SecurityListener.php

namespace AppBundle\EventListener;

use AppBundle\Configuration\SecurityConfiguration;
use Symfony\Component\HttpKernel\Event\FilterControllerEvent;
use Symfony\Component\HttpKernel\KernelEvents;

class SecurityListener extends \Sensio\Bundle\FrameworkExtraBundle\EventListener\SecurityListener
{
    public function onKernelController(FilterControllerEvent $event)
    {
        $request = $event->getRequest();
        if (!$configuration = $request->attributes->get('_app_security')) {
            return;
        }

        // trick to simulate one security configuration (all in one class/method).
        $request->attributes->set('_security', new SecurityConfiguration($configuration));

        parent::onKernelController($event);
    }

    public static function getSubscribedEvents()
    {
        // this listener must be called after Sensio\Bundle\FrameworkExtraBundle\EventListener\ControllerListener.
        return array(KernelEvents::CONTROLLER => array('onKernelController', -1));
    }
}

services.yml

services:
    app.security.listener:
        class: AppBundle\EventListener\SecurityListener
        parent: sensio_framework_extra.security.listener
        tags:
            - { name: kernel.event_subscriber }

Finally, just use your @AppBundle\Configuration\Security annotation instead the standard one.



回答2:

Here's my try:

Using, in app/config/security.yml, this role hierarchy:

role_hierarchy:
    ROLE_CLASS: ROLE_CLASS
    ROLE_METHOD: [ROLE_CLASS, ROLE_METHOD]

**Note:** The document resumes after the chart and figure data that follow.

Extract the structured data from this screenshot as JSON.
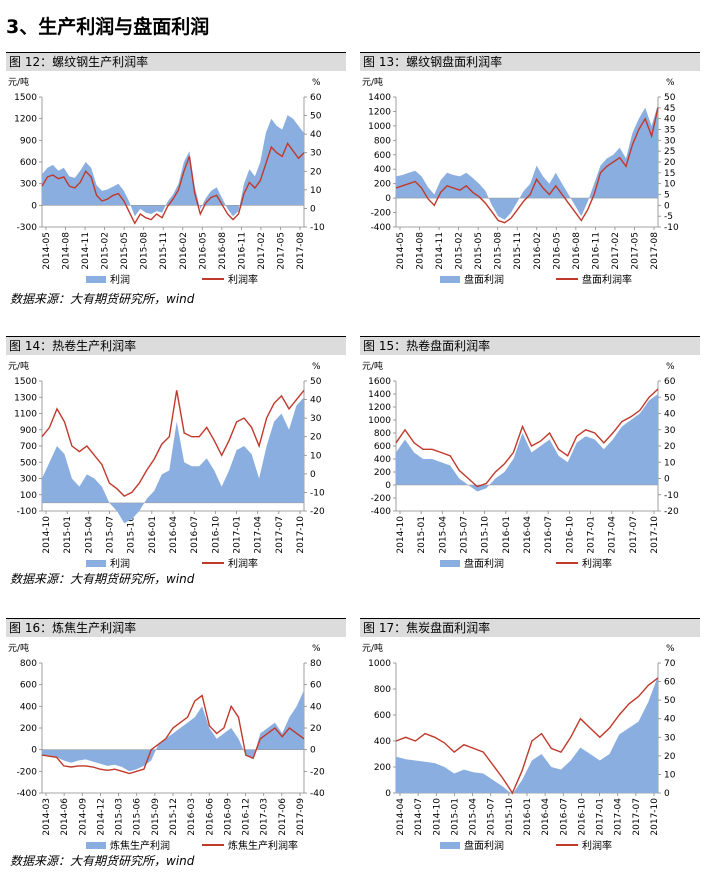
{
  "section_title": "3、生产利润与盘面利润",
  "source_text": "数据来源：大有期货研究所，wind",
  "colors": {
    "area": "#8aaee0",
    "line": "#c0392b",
    "header_bg": "#dcdcdc"
  },
  "chart_data": [
    {
      "type": "area",
      "title": "图 12：螺纹钢生产利润率",
      "left_unit": "元/吨",
      "right_unit": "%",
      "ylim": [
        -300,
        1500
      ],
      "y2lim": [
        -10,
        60
      ],
      "yticks": [
        -300,
        0,
        300,
        600,
        900,
        1200,
        1500
      ],
      "y2ticks": [
        -10,
        0,
        10,
        20,
        30,
        40,
        50,
        60
      ],
      "xticks": [
        "2014-05",
        "2014-08",
        "2014-11",
        "2015-02",
        "2015-05",
        "2015-08",
        "2015-11",
        "2016-02",
        "2016-05",
        "2016-08",
        "2016-11",
        "2017-02",
        "2017-05",
        "2017-08"
      ],
      "area_series": {
        "name": "利润",
        "values": [
          430,
          520,
          560,
          480,
          520,
          400,
          380,
          480,
          600,
          520,
          280,
          200,
          220,
          260,
          300,
          200,
          50,
          -150,
          -50,
          -100,
          -120,
          -80,
          -100,
          50,
          150,
          300,
          600,
          750,
          250,
          -50,
          100,
          200,
          250,
          100,
          -50,
          -150,
          -80,
          300,
          500,
          400,
          600,
          1000,
          1200,
          1100,
          1050,
          1250,
          1200,
          1100,
          1000
        ]
      },
      "line_series": {
        "name": "利润率",
        "values": [
          12,
          17,
          18,
          16,
          17,
          12,
          11,
          14,
          20,
          17,
          7,
          4,
          5,
          7,
          8,
          4,
          -2,
          -8,
          -3,
          -5,
          -6,
          -3,
          -5,
          1,
          5,
          10,
          20,
          28,
          8,
          -3,
          3,
          6,
          7,
          2,
          -3,
          -6,
          -3,
          8,
          14,
          11,
          15,
          24,
          33,
          30,
          28,
          35,
          31,
          27,
          30
        ]
      },
      "legend": [
        "利润",
        "利润率"
      ]
    },
    {
      "type": "area",
      "title": "图 13：螺纹钢盘面利润率",
      "left_unit": "元/吨",
      "right_unit": "%",
      "ylim": [
        -400,
        1400
      ],
      "y2lim": [
        -10,
        50
      ],
      "yticks": [
        -400,
        -200,
        0,
        200,
        400,
        600,
        800,
        1000,
        1200,
        1400
      ],
      "y2ticks": [
        -10,
        -5,
        0,
        5,
        10,
        15,
        20,
        25,
        30,
        35,
        40,
        45,
        50
      ],
      "xticks": [
        "2014-05",
        "2014-08",
        "2014-11",
        "2015-02",
        "2015-05",
        "2015-08",
        "2015-11",
        "2016-02",
        "2016-05",
        "2016-08",
        "2016-11",
        "2017-02",
        "2017-05",
        "2017-08"
      ],
      "area_series": {
        "name": "盘面利润",
        "values": [
          300,
          320,
          350,
          380,
          300,
          150,
          50,
          250,
          350,
          320,
          300,
          350,
          280,
          200,
          100,
          -100,
          -250,
          -300,
          -200,
          -50,
          100,
          200,
          450,
          300,
          200,
          350,
          200,
          50,
          -100,
          -250,
          -50,
          200,
          450,
          550,
          600,
          700,
          550,
          900,
          1100,
          1250,
          1000,
          1300
        ]
      },
      "line_series": {
        "name": "盘面利润率",
        "values": [
          8,
          9,
          10,
          11,
          8,
          3,
          0,
          6,
          9,
          8,
          7,
          9,
          6,
          4,
          1,
          -3,
          -7,
          -8,
          -6,
          -2,
          2,
          5,
          12,
          8,
          5,
          9,
          5,
          1,
          -3,
          -7,
          -2,
          5,
          15,
          18,
          20,
          22,
          18,
          28,
          35,
          40,
          32,
          45
        ]
      },
      "legend": [
        "盘面利润",
        "盘面利润率"
      ]
    },
    {
      "type": "area",
      "title": "图 14：热卷生产利润率",
      "left_unit": "元/吨",
      "right_unit": "%",
      "ylim": [
        -100,
        1500
      ],
      "y2lim": [
        -20,
        50
      ],
      "yticks": [
        -100,
        100,
        300,
        500,
        700,
        900,
        1100,
        1300,
        1500
      ],
      "y2ticks": [
        -20,
        -10,
        0,
        10,
        20,
        30,
        40,
        50
      ],
      "xticks": [
        "2014-10",
        "2015-01",
        "2015-04",
        "2015-07",
        "2015-10",
        "2016-01",
        "2016-04",
        "2016-07",
        "2016-10",
        "2017-01",
        "2017-04",
        "2017-07",
        "2017-10"
      ],
      "area_series": {
        "name": "利润",
        "values": [
          300,
          500,
          700,
          600,
          300,
          200,
          350,
          300,
          200,
          0,
          -100,
          -250,
          -200,
          -100,
          50,
          150,
          350,
          400,
          1000,
          500,
          450,
          450,
          550,
          400,
          200,
          400,
          650,
          700,
          600,
          300,
          700,
          1000,
          1100,
          900,
          1200,
          1300
        ]
      },
      "line_series": {
        "name": "利润率",
        "values": [
          20,
          25,
          35,
          28,
          15,
          12,
          15,
          10,
          5,
          -5,
          -8,
          -12,
          -10,
          -5,
          2,
          8,
          16,
          20,
          45,
          22,
          20,
          20,
          25,
          18,
          10,
          18,
          28,
          30,
          25,
          15,
          30,
          38,
          42,
          35,
          40,
          45
        ]
      },
      "legend": [
        "利润",
        "利润率"
      ]
    },
    {
      "type": "area",
      "title": "图 15：热卷盘面利润率",
      "left_unit": "元/吨",
      "right_unit": "%",
      "ylim": [
        -400,
        1600
      ],
      "y2lim": [
        -20,
        60
      ],
      "yticks": [
        -400,
        -200,
        0,
        200,
        400,
        600,
        800,
        1000,
        1200,
        1400,
        1600
      ],
      "y2ticks": [
        -20,
        -10,
        0,
        10,
        20,
        30,
        40,
        50,
        60
      ],
      "xticks": [
        "2014-10",
        "2015-01",
        "2015-04",
        "2015-07",
        "2015-10",
        "2016-01",
        "2016-04",
        "2016-07",
        "2016-10",
        "2017-01",
        "2017-04",
        "2017-07",
        "2017-10"
      ],
      "area_series": {
        "name": "盘面利润",
        "values": [
          500,
          700,
          500,
          400,
          400,
          350,
          300,
          100,
          0,
          -100,
          -50,
          100,
          200,
          400,
          800,
          500,
          600,
          700,
          450,
          350,
          650,
          750,
          700,
          550,
          700,
          900,
          1000,
          1100,
          1300,
          1400
        ]
      },
      "line_series": {
        "name": "利润率",
        "values": [
          22,
          30,
          22,
          18,
          18,
          16,
          14,
          5,
          0,
          -5,
          -3,
          4,
          9,
          16,
          32,
          20,
          23,
          28,
          18,
          14,
          26,
          30,
          28,
          22,
          28,
          35,
          38,
          42,
          50,
          55
        ]
      },
      "legend": [
        "盘面利润",
        "利润率"
      ]
    },
    {
      "type": "area",
      "title": "图 16：炼焦生产利润率",
      "left_unit": "元/吨",
      "right_unit": "%",
      "ylim": [
        -400,
        800
      ],
      "y2lim": [
        -40,
        80
      ],
      "yticks": [
        -400,
        -200,
        0,
        200,
        400,
        600,
        800
      ],
      "y2ticks": [
        -40,
        -20,
        0,
        20,
        40,
        60,
        80
      ],
      "xticks": [
        "2014-03",
        "2014-06",
        "2014-09",
        "2014-12",
        "2015-03",
        "2015-06",
        "2015-09",
        "2015-12",
        "2016-03",
        "2016-06",
        "2016-09",
        "2016-12",
        "2017-03",
        "2017-06",
        "2017-09"
      ],
      "area_series": {
        "name": "炼焦生产利润",
        "values": [
          -50,
          -60,
          -70,
          -100,
          -120,
          -100,
          -90,
          -110,
          -130,
          -150,
          -140,
          -160,
          -200,
          -180,
          -150,
          -100,
          50,
          100,
          150,
          200,
          250,
          300,
          400,
          200,
          100,
          150,
          200,
          100,
          -50,
          -80,
          150,
          200,
          250,
          150,
          300,
          400,
          550
        ]
      },
      "line_series": {
        "name": "炼焦生产利润率",
        "values": [
          -5,
          -6,
          -7,
          -15,
          -16,
          -15,
          -15,
          -16,
          -18,
          -19,
          -18,
          -20,
          -22,
          -20,
          -18,
          0,
          5,
          10,
          20,
          25,
          30,
          45,
          50,
          22,
          15,
          20,
          40,
          30,
          -5,
          -8,
          10,
          15,
          20,
          12,
          20,
          15,
          10
        ]
      },
      "legend": [
        "炼焦生产利润",
        "炼焦生产利润率"
      ]
    },
    {
      "type": "area",
      "title": "图 17：焦炭盘面利润率",
      "left_unit": "元/吨",
      "right_unit": "%",
      "ylim": [
        0,
        1000
      ],
      "y2lim": [
        0,
        70
      ],
      "yticks": [
        0,
        200,
        400,
        600,
        800,
        1000
      ],
      "y2ticks": [
        0,
        10,
        20,
        30,
        40,
        50,
        60,
        70
      ],
      "xticks": [
        "2014-04",
        "2014-07",
        "2014-10",
        "2015-01",
        "2015-04",
        "2015-07",
        "2015-10",
        "2016-01",
        "2016-04",
        "2016-07",
        "2016-10",
        "2017-01",
        "2017-04",
        "2017-07",
        "2017-10"
      ],
      "area_series": {
        "name": "盘面利润",
        "values": [
          280,
          260,
          250,
          240,
          230,
          200,
          150,
          180,
          160,
          150,
          100,
          50,
          -10,
          100,
          250,
          300,
          200,
          180,
          250,
          350,
          300,
          250,
          300,
          450,
          500,
          550,
          700,
          900
        ]
      },
      "line_series": {
        "name": "利润率",
        "values": [
          28,
          30,
          28,
          32,
          30,
          27,
          22,
          26,
          24,
          22,
          15,
          8,
          0,
          12,
          28,
          32,
          24,
          22,
          30,
          40,
          35,
          30,
          35,
          42,
          48,
          52,
          58,
          62
        ]
      },
      "legend": [
        "盘面利润",
        "利润率"
      ]
    }
  ]
}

And if I have two users: user1 with ROLE_CLASS, and user2 with ROLE_METHOD (which means this user has both roles), then the first user can see all the pages created inside the controller, except the ones that have additional restrictions.

Controller example:

/**
 * @Security("is_granted('ROLE_CLASS')")
 */
class SomeController extends Controller
{
    /**
     * @Route("/page1", name="page1")
     * @Security("is_granted('ROLE_METHOD')")
     */
    public function page1()
    {
        return $this->render('default/page1.html.twig');
    }

    /**
     * @Route("/page2", name="page2")
     */
    public function page2()
    {
        return $this->render('default/page2.html.twig');
    }
}

So because user1 has ROLE_CLASS, he is able to see just /page2, but not /page1, as he will receive a 403 Expression "is_granted('ROLE_METHOD')" denied access. error (for dev obviously). On the other hand, user2, having ROLE_METHOD (and ROLE_CLASS), he is able to see both pages.